Unfortunately, on our way, we had to travel through a city called Kustanay, and, in classic convoy fashion we got EXCEPTIONALLY lost. It was compuinded by the fact that we were all SUPER overtired and underfed, meaning everyone was snapping at everyone else and we weren’t making much progress. When we eventually found the road, we didn’t have much left in us to drive (or much daylight), and so we pulled into a smaller town further down the way called Aluekol (or something similar) and MAN did we cause a commotion. Just searching for a Bank machine, we found ourselves at the police station (which we soon discovered was also the towns only ATM), but once we got money we needed to locate a hotel, and there wasn’t any in sight. The police spoke almost no english, so they called a couple Peace Corps volunteers who were in the area teaching english to come set us up - everyone was so nice! they brought us to the store for some snacks before they closed, took us to a restaurant, and set out trying to find us a hotel. Because the town was so small, there wasn’t an ACTUAL hotel. They briefly toyed with the idea of us staying in the local boarding school (that would have been awesome!) but the chief didn’t like that idea, they they eventually settled on a hotel about 5km away (all we really wanted was a shower!). The police then personally escorted us to the hotel, negotiated a good price, AND stayed the night to ensure we weren’t ripped off or robbed. Wonderful. After a few beers, we all passed out until well into the next day.
The producitve members of our convoy managed to tour a slaughterhouse, and a saw mill (where we were given a genuine wooden pigs trough!) before we all grabbed some food (a whole half of a chicken for Dancy and I?) and decided to head out (at this point we needed to change a tire on Max, and we all did a collective car clean).

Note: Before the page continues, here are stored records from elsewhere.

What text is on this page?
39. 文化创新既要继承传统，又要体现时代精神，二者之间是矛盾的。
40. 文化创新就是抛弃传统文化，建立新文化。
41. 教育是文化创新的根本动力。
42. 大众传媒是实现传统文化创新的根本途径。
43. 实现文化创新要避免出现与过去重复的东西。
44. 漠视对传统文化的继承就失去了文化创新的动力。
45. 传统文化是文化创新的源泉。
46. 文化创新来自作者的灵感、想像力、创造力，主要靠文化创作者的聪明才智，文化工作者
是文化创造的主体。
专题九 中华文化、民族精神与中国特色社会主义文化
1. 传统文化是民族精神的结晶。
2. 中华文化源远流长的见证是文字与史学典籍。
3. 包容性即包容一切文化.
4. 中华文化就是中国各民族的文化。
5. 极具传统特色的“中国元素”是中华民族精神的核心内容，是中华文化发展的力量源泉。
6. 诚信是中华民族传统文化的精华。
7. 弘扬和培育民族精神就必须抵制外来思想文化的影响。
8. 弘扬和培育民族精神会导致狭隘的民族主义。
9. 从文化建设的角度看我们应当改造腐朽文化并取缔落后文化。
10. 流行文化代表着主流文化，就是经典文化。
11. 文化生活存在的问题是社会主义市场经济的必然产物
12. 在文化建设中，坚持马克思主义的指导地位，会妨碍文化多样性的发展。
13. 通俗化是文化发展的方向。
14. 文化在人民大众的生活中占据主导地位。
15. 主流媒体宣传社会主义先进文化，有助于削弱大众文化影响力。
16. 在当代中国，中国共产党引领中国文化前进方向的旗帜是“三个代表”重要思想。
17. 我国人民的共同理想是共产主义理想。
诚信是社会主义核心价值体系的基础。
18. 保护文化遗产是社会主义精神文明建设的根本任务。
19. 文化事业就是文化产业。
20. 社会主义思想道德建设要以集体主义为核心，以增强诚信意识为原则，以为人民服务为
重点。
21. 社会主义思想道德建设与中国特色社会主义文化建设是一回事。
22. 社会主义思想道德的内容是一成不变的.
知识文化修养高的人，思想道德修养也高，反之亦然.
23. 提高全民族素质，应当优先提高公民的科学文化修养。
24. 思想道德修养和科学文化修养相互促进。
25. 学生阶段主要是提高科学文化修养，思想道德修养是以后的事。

We are now in Astana, and the hotel, while good, doesn’t like us too much but we can’t be bothered to care. Max had a bit of a puncture in his oil tank, so we had to put him in the garage for the night and hoepfulyl he’ll be all sorted when we get him today (we werre supposed to pick him up last night and that didn’t happen, so hopefully he’s alright!). Cake or Death is having some car problems as well, so we’re not sure how much progress we’ll make today, but we’re hoping to make it to close to the Russian border. I forgot to mention, John of Catch us if you Khan does NOT have a visa for Kazakhstan, so he’s had to train it to Barnaul, where we will pick him up on our way to the Mongolian border, so we’re hoping to get a bit of a move on in that respect.
We will do our best to keep you guys updated, but internet seems to be getter few and far between. For now, we are relatively well rested (if not a little hungover), well fed and loving the Kazakhstan people!